Dalam kegiatan tersebut, Inspektorat Jenderal Kementerian Imigrasi dan Pemasyarakatan memberikan penguatan materi mengenai tugas dan fungsi pengawasan internal, ruang lingkup pengawasan, implementasi Program Kerja Pengawasan Tahunan (PKPT) Tahun 2026, penerapan model tiga lini pengendalian, identifikasi titik rawan fraud, serta strategi penguatan tata kelola organisasi dalam mendukung terwujudnya Kinerja IMIPAS PRIMA.
Inspektur Jenderal Kementerian Imigrasi dan Pemasyarakatan, Dr. Rudi Setiawan, S.I.K., S.H., M.H., menegaskan bahwa pengawasan internal harus menjadi bagian dari budaya kerja yang tidak hanya berfungsi sebagai pengawasan, tetapi juga sebagai upaya pencegahan dan peningkatan kualitas organisasi.
“Pengawasan yang efektif bukan sekadar mencari kesalahan, tetapi mencegah risiko, membangun integritas, dan menciptakan nilai.
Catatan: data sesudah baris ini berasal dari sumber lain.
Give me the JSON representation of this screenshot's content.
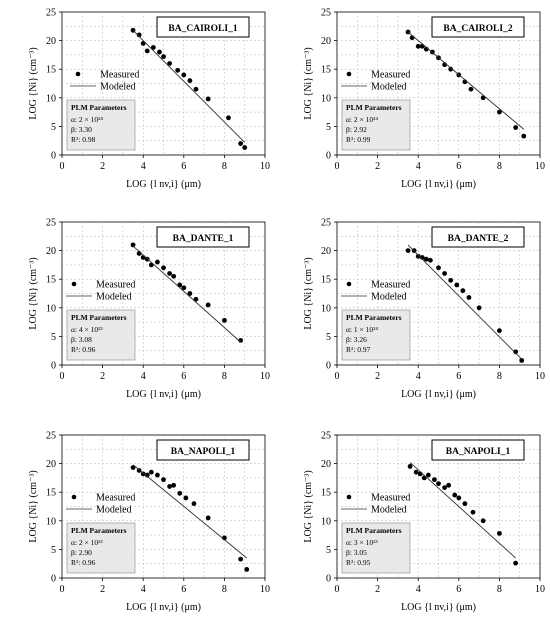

Oleh karena itu, fungsi pengawasan internal harus menjadi mitra strategis bagi pimpinan dalam mewujudkan tata kelola organisasi yang profesional, responsif, dan akuntabel,” tegasnya.
Kepala Lapas Narkotika Kelas IIA Karang Intan, Yugo Indra Wicaksi, menyampaikan bahwa kegiatan penguatan pengawasan internal menjadi momentum penting bagi seluruh jajaran untuk meningkatkan kesadaran dalam menjalankan tugas dengan penuh tanggung jawab dan berintegritas.
“Melalui kegiatan penguatan pengawasan internal ini, kami memperoleh pemahaman yang lebih mendalam mengenai pentingnya pengendalian risiko, penerapan budaya integritas, serta penguatan tata kelola organisasi. Kami akan terus menjadikan pengawasan internal sebagai bagian dari pelaksanaan tugas sehari-hari untuk menjaga kualitas kinerja dan memastikan pelayanan Pemasyarakatan berjalan secara profesional, transparan, dan akuntabel,” ujar Yugo.
Menurut Yugo, pengawasan internal tidak hanya berperan sebagai mekanisme kontrol, tetapi juga menjadi instrumen penting dalam mendorong perbaikan berkelanjutan. Dengan pemahaman yang sama mengenai pengendalian, manajemen risiko, dan integritas, setiap pegawai diharapkan mampu berkontribusi dalam menciptakan lingkungan kerja yang semakin profesional dan berkualitas.
Kegiatan penguatan pengawasan internal tersebut berjalan dengan lancar dan diikuti secara aktif oleh seluruh peserta. Melalui kegiatan ini, Lapas Narkotika Kelas IIA Karang Intan semakin memperkuat komitmennya dalam mendukung Kinerja IMIPAS PRIMA melalui penerapan tata kelola organisasi yang baik, pengawasan yang efektif, serta peningkatan kualitas pelayanan publik.
Bagi Lapas Narkotika Kelas IIA Karang Intan, penguatan pengawasan internal menjadi bagian penting dalam mewujudkan penyelenggaraan Pemasyarakatan yang amanah, berintegritas, dan mampu memberikan manfaat nyata bagi Masyarakat. (nta).